Um in Zukunft fit zu sein für neue Anforderungen der Bankkunden, erneuern unter anderem die Bank Julius Bär, PostFinance und Raiffeisen ihre IT-Systeme. Die Grossprojekte verschlingen Hunderte Millionen Franken. Die Umstellung des Zahlungsverkehrs auf den internationalen Standard ISO 20022 kostet weitere Hunderte Millionen. Um das Kostenkarussell zumindest teilweise zu entschleunigen, traut sich die UBS in die Cloud. Dort betreibt die Grossbank unterdessen bereits die Risikomanagementplattform – und konnte die Infrastrukturkosten um 40 Prozent senken. Nun sollen Möglichkeiten geprüft werden, noch weitere Geschäftsanwendungen in die Azure-Cloud zu verlagern.
Von Excel bis zur KI
Ebenso gross wie die Vielfalt der Betriebe des Sektors ist die Heterogenität der IT-Landschaften in der Schweizer Industrie. Der Lohnfertiger Jüstrich Cosmetics im St. Gallischen Berneck hat erst jüngst seine Excel-Tabellen für die Produktionsplanung durch das Abacus-ERP abgelöst. Etwa zum gleichen Zeitpunkt eröffnete der Basler Pharmakonzern Roche in Kaiseraugst ein IT-Innovationszentrum. An dem für rund 290 Millionen Franken neu errichteten Standort sind seit November letzten Jahres rund 3000 Personen beschäftigt, darunter ca. 1300 aus der IT. Eines der erklärten Ziele von CIO Alan Hippe war es, alle Informatikfunktionen des Unternehmens an einem einzigen Ort zusammenzuführen.

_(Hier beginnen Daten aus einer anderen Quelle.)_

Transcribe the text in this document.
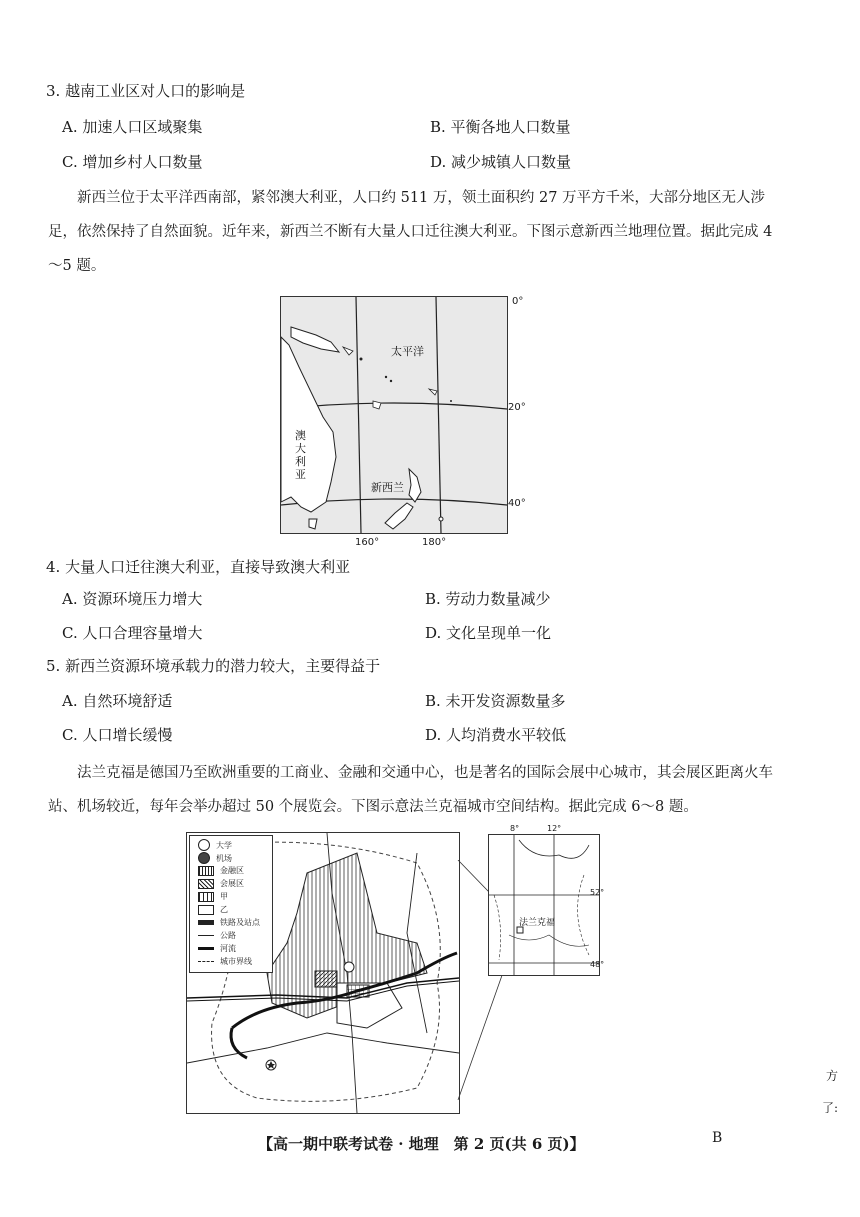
3. 越南工业区对人口的影响是
A. 加速人口区域聚集	B. 平衡各地人口数量
C. 增加乡村人口数量	D. 减少城镇人口数量
新西兰位于太平洋西南部，紧邻澳大利亚，人口约 511 万，领土面积约 27 万平方千米，大部分地区无人涉足，依然保持了自然面貌。近年来，新西兰不断有大量人口迁往澳大利亚。下图示意新西兰地理位置。据此完成 4～5 题。
太平洋
澳大利亚
新西兰
0°
20°
40°
160°	180°
4. 大量人口迁往澳大利亚，直接导致澳大利亚
A. 资源环境压力增大	B. 劳动力数量减少
C. 人口合理容量增大	D. 文化呈现单一化
5. 新西兰资源环境承载力的潜力较大，主要得益于
A. 自然环境舒适	B. 未开发资源数量多
C. 人口增长缓慢	D. 人均消费水平较低
法兰克福是德国乃至欧洲重要的工商业、金融和交通中心，也是著名的国际会展中心城市，其会展区距离火车站、机场较近，每年会举办超过 50 个展览会。下图示意法兰克福城市空间结构。据此完成 6～8 题。
大学
机场
金融区
会展区
甲
乙
铁路及站点
公路
河流
城市界线
法兰克福
8°	12°
52°
48°
方
了:
【高一期中联考试卷 · 地理　第 2 页(共 6 页)】	B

Der zweite Basler Pharmakonzern Novartis holt sich neben der Computertechnologie auch noch Hilfe bei künstlicher Intelligenz (KI). Das Unternehmen kündigte im letzten Jahr eine Kooperation mit IBM an. Die KI «Watson Health» soll den Forschern bei Novartis auf der Suche nach neuen Behandlungsmethoden für fortgeschrittenen Brustkrebs zur Seite stehen.
Der Industriekonzern ABB arbeitet ebenfalls neu mit IBMs Watson-Technologie. Die KI soll zukünftig etwa Maschineninspektionen automatisieren. In einer zweiten Anwendung wird die Technologie für Energieversorger adaptiert, sodass sie Stromnetze effizienter betreiben und warten können, indem Angebot und Nachfrage vorausberechnet werden könnten.